Samedi 16 mai, sur le site de Notre-Dame de France, Reine de la Paix, la paroisse Saint-Martin de Baillet a commémoré Notre-Dame de Fatima. Le Rosaire a été récité en plein air, en cinq langues : français, portugais, tamoul, syriaque chaldéen et latin. La messe a suivi, en français et en portugais. La procession aux flambeaux a clôturé la soirée.
Cinq langues autour d’une statue de Marie. La scène pourrait se résumer à un mot bien commode : fraternité. Ce serait passer à côté de ce qui s’est joué là.
Le Cénacle s’est rouvert
Au premier chapitre des Actes des Apôtres, on lit que les onze restants, après l’Ascension, « étaient assidus à la prière, avec quelques femmes dont Marie, la mère de Jésus » (Ac 1, 14). C’est le Cénacle. Huit jours plus tard, à la Pentecôte, l’Esprit descend et les apôtres se mettent à parler toutes les langues, « chacun les entendait parler dans sa propre langue » (Ac 2, 6). L’Église naît multilingue parce qu’elle a d’abord prié, unie, autour de Marie.
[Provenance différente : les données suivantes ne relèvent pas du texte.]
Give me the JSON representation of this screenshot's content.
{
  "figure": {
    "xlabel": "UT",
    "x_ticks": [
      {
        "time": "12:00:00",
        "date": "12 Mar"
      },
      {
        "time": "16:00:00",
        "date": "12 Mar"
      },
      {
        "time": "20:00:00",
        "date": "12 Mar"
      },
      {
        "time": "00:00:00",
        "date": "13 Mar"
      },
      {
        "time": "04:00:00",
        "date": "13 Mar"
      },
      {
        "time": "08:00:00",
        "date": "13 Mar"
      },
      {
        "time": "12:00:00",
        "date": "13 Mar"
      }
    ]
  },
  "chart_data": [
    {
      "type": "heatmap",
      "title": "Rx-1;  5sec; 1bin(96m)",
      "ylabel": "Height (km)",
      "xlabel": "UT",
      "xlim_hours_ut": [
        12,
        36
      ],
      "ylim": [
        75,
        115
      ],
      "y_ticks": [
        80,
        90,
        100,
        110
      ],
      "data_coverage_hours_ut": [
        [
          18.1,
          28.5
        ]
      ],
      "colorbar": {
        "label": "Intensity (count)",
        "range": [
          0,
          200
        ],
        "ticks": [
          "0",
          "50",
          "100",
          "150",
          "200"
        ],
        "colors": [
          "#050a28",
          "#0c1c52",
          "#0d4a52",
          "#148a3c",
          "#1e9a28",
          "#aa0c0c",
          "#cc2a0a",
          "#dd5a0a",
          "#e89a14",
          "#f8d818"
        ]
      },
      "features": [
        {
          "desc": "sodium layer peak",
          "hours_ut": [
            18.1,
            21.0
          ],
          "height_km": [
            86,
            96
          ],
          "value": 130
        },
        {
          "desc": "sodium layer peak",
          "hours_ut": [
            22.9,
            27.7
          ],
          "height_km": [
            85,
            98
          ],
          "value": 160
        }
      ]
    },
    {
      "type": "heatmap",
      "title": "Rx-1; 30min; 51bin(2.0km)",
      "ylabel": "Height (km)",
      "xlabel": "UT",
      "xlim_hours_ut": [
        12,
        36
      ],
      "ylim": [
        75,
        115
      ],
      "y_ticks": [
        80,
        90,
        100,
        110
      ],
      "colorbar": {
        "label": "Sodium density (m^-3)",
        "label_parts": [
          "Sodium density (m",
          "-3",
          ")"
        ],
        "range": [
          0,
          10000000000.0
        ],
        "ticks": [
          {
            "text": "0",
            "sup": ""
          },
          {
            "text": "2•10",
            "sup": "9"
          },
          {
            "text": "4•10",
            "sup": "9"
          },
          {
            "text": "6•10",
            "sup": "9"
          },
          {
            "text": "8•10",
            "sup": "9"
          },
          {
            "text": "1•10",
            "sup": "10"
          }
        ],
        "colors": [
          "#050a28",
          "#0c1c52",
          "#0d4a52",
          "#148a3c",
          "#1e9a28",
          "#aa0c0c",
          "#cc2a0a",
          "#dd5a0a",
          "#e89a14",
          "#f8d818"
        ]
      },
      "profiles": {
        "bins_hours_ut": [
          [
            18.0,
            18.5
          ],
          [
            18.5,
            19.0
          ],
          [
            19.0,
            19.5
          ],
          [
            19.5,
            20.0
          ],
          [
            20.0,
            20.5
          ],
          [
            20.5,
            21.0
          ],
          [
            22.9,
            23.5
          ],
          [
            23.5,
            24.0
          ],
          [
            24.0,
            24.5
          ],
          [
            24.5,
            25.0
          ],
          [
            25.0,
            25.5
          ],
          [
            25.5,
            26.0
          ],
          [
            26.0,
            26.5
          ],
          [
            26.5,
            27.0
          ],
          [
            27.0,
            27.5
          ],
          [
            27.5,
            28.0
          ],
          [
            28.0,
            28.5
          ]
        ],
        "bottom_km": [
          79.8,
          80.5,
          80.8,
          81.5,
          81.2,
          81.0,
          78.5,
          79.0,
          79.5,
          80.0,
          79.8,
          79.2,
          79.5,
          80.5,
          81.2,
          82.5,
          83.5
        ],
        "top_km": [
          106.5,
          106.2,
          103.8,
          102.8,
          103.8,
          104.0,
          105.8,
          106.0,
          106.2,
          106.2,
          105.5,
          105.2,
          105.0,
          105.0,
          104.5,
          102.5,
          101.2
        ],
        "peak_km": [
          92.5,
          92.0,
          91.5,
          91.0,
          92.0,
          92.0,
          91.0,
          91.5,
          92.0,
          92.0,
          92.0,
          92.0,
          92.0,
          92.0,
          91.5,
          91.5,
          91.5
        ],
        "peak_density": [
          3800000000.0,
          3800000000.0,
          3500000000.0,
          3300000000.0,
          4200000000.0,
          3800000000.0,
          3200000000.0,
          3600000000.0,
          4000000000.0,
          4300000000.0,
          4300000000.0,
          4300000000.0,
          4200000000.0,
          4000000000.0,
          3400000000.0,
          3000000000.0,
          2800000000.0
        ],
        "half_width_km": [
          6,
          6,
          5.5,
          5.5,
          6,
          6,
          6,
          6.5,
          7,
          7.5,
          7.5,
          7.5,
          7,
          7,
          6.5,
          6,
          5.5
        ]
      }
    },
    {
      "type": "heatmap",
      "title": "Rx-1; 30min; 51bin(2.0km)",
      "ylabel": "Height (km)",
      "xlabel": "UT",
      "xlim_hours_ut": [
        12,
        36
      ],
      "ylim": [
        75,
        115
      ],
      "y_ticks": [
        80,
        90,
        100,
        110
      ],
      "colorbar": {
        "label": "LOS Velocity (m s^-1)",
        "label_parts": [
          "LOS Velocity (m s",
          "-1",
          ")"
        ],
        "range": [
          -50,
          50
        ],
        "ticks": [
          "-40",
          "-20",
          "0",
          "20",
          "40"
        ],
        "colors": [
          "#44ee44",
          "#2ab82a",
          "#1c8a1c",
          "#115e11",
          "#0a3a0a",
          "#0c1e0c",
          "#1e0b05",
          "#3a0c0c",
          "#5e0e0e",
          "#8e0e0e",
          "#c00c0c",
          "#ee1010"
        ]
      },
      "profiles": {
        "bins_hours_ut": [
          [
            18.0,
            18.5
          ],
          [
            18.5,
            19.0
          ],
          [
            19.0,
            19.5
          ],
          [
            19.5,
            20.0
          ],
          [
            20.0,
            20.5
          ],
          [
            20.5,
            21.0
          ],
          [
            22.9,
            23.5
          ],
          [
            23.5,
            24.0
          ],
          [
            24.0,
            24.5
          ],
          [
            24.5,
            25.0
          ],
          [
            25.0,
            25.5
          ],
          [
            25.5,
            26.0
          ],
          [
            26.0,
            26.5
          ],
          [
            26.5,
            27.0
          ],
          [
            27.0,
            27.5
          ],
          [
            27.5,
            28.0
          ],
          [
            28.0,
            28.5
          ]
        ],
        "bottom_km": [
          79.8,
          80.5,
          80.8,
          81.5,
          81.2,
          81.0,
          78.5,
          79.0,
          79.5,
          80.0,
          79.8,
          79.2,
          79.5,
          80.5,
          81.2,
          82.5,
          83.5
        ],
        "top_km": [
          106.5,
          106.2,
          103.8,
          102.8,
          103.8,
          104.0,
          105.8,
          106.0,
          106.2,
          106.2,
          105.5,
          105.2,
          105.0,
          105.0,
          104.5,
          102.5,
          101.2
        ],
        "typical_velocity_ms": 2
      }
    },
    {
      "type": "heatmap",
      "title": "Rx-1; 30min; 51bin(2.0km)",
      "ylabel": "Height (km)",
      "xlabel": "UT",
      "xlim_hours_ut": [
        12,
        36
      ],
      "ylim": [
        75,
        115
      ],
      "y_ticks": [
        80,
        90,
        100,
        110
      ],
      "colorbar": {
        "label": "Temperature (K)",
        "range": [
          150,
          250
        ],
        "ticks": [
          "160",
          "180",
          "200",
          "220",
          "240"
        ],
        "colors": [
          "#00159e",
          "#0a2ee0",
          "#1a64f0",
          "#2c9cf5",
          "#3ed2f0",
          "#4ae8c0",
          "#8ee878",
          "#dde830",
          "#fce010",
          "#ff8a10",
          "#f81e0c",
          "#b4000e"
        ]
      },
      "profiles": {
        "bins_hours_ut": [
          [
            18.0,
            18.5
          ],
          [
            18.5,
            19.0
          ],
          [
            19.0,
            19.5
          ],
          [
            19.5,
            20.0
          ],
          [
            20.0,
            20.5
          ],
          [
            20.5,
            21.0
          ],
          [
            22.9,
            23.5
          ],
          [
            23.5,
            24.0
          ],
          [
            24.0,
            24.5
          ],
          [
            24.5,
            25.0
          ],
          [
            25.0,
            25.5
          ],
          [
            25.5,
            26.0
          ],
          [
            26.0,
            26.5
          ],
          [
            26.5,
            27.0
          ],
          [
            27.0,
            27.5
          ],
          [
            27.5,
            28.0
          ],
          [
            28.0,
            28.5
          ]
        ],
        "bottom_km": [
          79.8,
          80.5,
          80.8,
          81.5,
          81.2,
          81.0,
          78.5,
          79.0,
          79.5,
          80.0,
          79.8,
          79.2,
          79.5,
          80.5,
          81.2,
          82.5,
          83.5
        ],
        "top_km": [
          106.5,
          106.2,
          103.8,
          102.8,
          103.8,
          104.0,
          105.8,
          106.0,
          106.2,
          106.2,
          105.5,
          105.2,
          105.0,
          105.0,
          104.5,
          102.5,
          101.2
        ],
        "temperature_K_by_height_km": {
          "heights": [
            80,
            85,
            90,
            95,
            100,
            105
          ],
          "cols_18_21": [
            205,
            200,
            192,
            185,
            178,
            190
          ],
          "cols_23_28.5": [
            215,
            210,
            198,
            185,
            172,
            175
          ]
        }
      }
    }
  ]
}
Ce samedi, à huit jours exactement de la Pentecôte 2026, ce schéma s’est rejoué en miniature à Baillet. La Mère au centre, les langues des peuples autour d’elle, et la même prière qui les traverse toutes. Le Cénacle n’est pas un événement clos dans le passé. Il se rouvre chaque fois que l’Église se met à prier ainsi.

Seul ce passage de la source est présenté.